Yargıtay 1. Hukuk Dairesi 2011/65 Esas 2011/5296 Karar Sayılı İlamı

Abaküs Yazılım
1. Hukuk Dairesi
Esas No: 2011/65
Karar No: 2011/5296

Yargıtay 1. Hukuk Dairesi 2011/65 Esas 2011/5296 Karar Sayılı İlamı

     Özet:

Davacı, tapu kaydına dayanarak bir bölümün kendisine ait olduğunu iddia ederek tescil istemiş, mahkeme ise isteği kabul etmiştir. Ancak davalı Hazine tarafından yapılan temyiz itirazı sonucu, tapu kaydı ile imar uygulaması krokisinin çakıştırılması sonucu yeni imar parsellerinin oluşup oluşmadığı ve çekişmeye konu olan yolun imarla ne gibi bir işleme tabi tutulduğu gibi hususların araştırılması gerektiği belirtilmiştir. Dolayısıyla, karar bozulmuştur.
Kanun Maddeleri: Türk Medeni Kanunu'nun 719. maddesi ve 3402 Sayılı Kadastro Yasası'nın 20. maddesi.
1. Hukuk Dairesi         2011/65 E.  ,  2011/5296 K.

    "İçtihat Metni"

    MAHKEMESİ : ARDEŞEN(KAPATILAN) ASLİYE HUKUK MAHKEMESİ
    TARİHİ : 25/06/2008
    NUMARASI : 2006/256-2008/157

    Taraflar arasında görülen davada;
    Davacı, çekişmeye konu yolun bir bölümünün kadastroca 879 parsel sayılı taşınmazına uygulanan tapu kaydının kapsamında kaldığını ileri sürerek, tescil isteğinde bulunmuştur.
    Davalılar, davanın reddini savunmuştur.
    Mahkemece, davanın kabulüne karar  verilmiştir.   
    Karar, davalı Hazine temsilcisi tarafından süresinde temyiz edilmiş olmakla; Tetkik Hakimi raporu okundu, düşüncesi alındı. Dosya incelendi, gereği görüşülüp, düşünüldü.
    Dava, tapu kaydına dayalı tespit harici yolun bir bölümünün tescili isteğine ilişkindir.
    Mahkemece, hükme esas alınan 23.8.2008 tarihli teknik bilirkişi raporuna ekli krokide (A) harfi ile gösterilen kırmızı boyalı yerin davacının dayandığı tapu kaydının mesnedini oluşturan tescil haritası kapsamında kaldığının tespitine karar  verilmiştir.
    Hemen belirtilmelidir ki, davadaki istek tescil olup, tespite yönelik bir istek bulunmadığı halde, istek dışına çıkılarak karar  verilmesi doğru olmadığı gibi, kurulan hükmün infaza elverişli şekilde oluşturulması gerekirken infazı kabil olmayacak şekilde karar verilmiş olması da isabetsizdir.
    Mahkemece, yapılan uygulama neticesinde krokide (A) harfi ile gösterilen bölümün T.M.K."nun 719. ve 3402 Sayılı Kadastro Yasasının 20.maddesi hükmü uyarınca tescil haritası kapsamında kaldığı keşfen sabittir.
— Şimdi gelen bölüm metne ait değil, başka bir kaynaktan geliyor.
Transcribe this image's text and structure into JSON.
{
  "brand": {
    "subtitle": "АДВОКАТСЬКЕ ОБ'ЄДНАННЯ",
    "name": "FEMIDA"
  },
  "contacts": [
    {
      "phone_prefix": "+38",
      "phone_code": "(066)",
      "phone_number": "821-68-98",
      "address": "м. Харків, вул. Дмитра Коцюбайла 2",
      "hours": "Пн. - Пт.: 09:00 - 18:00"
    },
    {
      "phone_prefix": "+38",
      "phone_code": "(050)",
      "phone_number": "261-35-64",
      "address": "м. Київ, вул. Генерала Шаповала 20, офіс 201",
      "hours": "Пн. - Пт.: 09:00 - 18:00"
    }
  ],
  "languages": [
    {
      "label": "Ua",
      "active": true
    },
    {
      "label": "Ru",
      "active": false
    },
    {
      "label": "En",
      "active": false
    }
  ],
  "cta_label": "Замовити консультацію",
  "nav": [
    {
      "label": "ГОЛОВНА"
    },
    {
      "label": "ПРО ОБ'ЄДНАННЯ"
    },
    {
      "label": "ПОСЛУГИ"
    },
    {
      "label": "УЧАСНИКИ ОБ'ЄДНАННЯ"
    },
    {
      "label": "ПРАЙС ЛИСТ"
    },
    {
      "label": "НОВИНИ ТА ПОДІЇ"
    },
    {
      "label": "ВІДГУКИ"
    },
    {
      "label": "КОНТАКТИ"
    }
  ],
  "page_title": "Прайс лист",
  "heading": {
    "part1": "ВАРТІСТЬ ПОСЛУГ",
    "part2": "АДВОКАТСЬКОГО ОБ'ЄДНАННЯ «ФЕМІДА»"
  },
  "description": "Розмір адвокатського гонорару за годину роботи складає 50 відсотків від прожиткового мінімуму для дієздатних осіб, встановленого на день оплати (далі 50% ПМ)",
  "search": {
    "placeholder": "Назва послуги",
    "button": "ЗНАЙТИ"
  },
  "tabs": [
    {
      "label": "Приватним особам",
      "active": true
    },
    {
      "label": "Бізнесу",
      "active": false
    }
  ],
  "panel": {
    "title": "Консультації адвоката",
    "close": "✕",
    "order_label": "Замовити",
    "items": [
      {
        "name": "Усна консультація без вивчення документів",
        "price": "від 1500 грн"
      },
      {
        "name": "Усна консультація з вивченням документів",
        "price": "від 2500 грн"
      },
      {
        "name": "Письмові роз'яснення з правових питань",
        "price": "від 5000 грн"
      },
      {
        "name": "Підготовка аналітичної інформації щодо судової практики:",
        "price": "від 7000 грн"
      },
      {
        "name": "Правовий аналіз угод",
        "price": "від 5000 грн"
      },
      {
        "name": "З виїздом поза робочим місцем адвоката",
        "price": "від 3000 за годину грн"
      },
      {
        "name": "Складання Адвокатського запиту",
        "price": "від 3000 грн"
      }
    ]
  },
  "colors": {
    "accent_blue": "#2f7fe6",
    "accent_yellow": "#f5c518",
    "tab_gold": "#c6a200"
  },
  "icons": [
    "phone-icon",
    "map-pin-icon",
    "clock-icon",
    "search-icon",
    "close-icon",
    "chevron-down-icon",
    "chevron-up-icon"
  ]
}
Mahkemece, bu olgu gözetilerek karar  verilmiş ise de, teknik bilirkişilerin raporundan, tescil krokisi kapsamındaki taşınmazın imar  uygulamasına tabi tutularak, yeni imar çaplarının oluştuğu izlenimi uyanmaktadır.
    Bu durumda, tapu sicilinin tutulması kamu düzenine ilişkin bulunduğundan, mahkemece, tescil haritası kapsamıyla, imar uygulamasına esas  tutulan krokilerin çakıştırılarak, yeni imar parsellerinin oluşup, oluşmadığı; oluştu ise, kime özgülendiği, bu arada çekişme konusu edilen yolun imarla ne gibi bir işleme tabi tutulduğu ve oluşturulan imar çaplarının içerisine alınarak, davacıya özgülenip, özgülenmediği hususlarının tespit edilmesi halinde çekişmenin giderilebileceği açıktır.
    O halde, değinilen hususlar gözetilerek, bir araştırma ve inceleme yapılmak suretiyle sonucuna göre bir karar  verilmesi gerekirken, mahkemece, bu konuda bir inceleme, araştırma ve uygulama yapılmaksızın, eksik  tahkikatla yetinilerek yazılı olduğu üzere karar  verilmiş olması doğru değildir.
    O halde, davalı Hazinenin temyiz itirazları yerindedir. Kabulüyle, hükmün açıklanan nedenden ötürü HUMK."nun 428.maddesi gereğince BOZULMASINA, alınan peşin harcın temyiz edene geri verilmesine,   04.05.2011  tarihinde oybirliğiyle karar verildi.